Extended Data Figure 5 Gene enrichment analysis.

a, A landscape showing for each gene (circle) the correlation with an idealized ‘late module profile’ (x axis) and with a ‘transition profile’ (y axis). The idealized profiles used to compute correlations are shown in the insets. Spots correspond to C. elegans genes. They are coloured according to the assigned sets: early module (blue), mid-developmental transition (red), and late module (yellow). b, Gene Ontology (GO) enrichment for the early phase, transition, and late phase gene sets. The gene sets were defined by integrating expression from all ten species. ‘RNA polymerase II…’ is short for ‘RNA polymerase II core promoter sequence-specific DNA binding transcription factor activity involved in preinitiation complex assembly’. The legend indicates the assigned sets: early phase (blue), mid-developmental transition (red), and late phases (yellow).
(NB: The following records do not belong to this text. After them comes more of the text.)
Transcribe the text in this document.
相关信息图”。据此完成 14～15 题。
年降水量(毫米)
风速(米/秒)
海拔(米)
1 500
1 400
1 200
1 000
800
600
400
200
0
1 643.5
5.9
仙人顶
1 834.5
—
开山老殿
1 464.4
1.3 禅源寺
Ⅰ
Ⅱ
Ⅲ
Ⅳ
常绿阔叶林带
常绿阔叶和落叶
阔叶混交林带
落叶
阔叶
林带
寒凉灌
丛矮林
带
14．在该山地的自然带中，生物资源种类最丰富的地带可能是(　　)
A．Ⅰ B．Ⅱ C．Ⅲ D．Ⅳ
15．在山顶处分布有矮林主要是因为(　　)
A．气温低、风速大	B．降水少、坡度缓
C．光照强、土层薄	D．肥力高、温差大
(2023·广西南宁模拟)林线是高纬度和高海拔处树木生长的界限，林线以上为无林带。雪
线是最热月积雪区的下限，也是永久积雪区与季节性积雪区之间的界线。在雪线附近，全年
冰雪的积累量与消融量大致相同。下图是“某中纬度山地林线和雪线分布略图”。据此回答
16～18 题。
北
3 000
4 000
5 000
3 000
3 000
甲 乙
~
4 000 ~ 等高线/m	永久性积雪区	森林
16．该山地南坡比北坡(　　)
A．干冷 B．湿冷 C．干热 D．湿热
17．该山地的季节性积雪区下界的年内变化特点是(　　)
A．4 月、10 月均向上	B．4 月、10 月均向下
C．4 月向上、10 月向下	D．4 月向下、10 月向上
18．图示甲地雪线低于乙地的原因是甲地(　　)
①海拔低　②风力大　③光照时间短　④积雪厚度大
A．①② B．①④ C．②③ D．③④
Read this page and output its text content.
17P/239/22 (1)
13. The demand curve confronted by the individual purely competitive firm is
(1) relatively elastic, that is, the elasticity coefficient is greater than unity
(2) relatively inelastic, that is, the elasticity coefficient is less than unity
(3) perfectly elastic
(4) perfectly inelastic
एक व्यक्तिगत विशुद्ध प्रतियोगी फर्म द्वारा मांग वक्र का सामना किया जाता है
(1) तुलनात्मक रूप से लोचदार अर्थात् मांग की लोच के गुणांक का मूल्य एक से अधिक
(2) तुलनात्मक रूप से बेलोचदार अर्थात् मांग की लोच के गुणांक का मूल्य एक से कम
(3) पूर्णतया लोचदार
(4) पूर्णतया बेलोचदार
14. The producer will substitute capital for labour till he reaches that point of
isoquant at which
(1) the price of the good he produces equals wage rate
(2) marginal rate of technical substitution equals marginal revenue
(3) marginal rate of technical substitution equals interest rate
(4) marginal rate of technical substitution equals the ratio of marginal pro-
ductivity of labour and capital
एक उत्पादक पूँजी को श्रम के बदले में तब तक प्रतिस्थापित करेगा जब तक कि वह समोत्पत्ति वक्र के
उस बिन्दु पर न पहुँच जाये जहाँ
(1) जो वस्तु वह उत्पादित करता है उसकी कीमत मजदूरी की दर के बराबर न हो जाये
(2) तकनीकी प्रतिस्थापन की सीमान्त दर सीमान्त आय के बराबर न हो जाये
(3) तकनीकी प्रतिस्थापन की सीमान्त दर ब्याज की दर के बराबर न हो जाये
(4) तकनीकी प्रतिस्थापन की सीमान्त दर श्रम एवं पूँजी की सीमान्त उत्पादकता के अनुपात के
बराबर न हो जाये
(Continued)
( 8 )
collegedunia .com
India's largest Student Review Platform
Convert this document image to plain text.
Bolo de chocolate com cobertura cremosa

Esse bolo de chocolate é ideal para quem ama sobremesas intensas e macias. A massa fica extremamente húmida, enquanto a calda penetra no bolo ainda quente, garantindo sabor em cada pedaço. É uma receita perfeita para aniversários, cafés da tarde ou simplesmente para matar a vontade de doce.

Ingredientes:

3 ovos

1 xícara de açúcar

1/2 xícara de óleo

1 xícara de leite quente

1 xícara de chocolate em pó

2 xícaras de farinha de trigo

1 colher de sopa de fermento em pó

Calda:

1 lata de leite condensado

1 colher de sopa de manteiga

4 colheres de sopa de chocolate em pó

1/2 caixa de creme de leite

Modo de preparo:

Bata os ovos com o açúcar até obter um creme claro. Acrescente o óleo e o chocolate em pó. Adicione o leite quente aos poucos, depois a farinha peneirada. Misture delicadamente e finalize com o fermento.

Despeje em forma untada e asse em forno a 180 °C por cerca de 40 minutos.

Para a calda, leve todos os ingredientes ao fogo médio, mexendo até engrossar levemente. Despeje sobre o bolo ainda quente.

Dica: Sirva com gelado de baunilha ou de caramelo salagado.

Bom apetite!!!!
The profiles are of length seven since we examined three windows before and after the mid-developmental transition.

Extended Data Figure 6 PFAM enrichment and conservation across phyla.

a, For each of 5,746 PFAM protein domains, we computed an expression signature based upon the fraction of its genes expressed at each stage throughout development across each of the ten species. As an example of this approach, a shows the signatures for six PFAMs, indicating the normalized fraction of genes in that group expressed at the time points surrounding the transition for each species. The profiles are centred according to the mid-developmental transition as defined in Fig. 3, examining four windows before and after it. The greyscale indicates the fraction of genes expressed in each window. We attributed a phase of expression for each PFAM in each species, as we have for individual genes. To the right of each PFAM signature is the annotated phase; early (blue), mid-developmental transition (red), or late (yellow). We then computed the degree to which the temporal expression across phyla matches a coherent phase expression in three groupings: metazoan, bilaterian, and protostomes. b, Metazoan (all ten species), bilaterian (all except the cnidarian, sponge, and ctenophore), and protostome (nematode, arthropod, tardigrade, annelid, and platyhelminth) groups are shown. To identify PFAMs in the metazoan group, we queried for PFAMs whose signature contains the same temporal phases of expression across the species. The metazoan-consistent PFAMs were nearly exclusively expressed in the early phase, suggesting stronger evolutionary constraints on this phase. A similar pattern was also observed for PFAMs with coherent expression in the seven bilaterian species in our data set. From this analysis, we conclude that bilaterians and protostomes each possess unique suites of innovations that are reflected in these shared phase-specific PFAM enrichments. Interestingly, protostome-coherent PFAMs are biased towards the late phases, possibly related to common differentiation processes operating in these taxa.

Extended Data Figure 7 Same as Fig. 4c, d for PFAM analysis.

The degree of conservation of early, transition, and late phase annotation of PFAMs was computed across species. A similar pattern was observed as that for orthologues (Fig. 4c, d).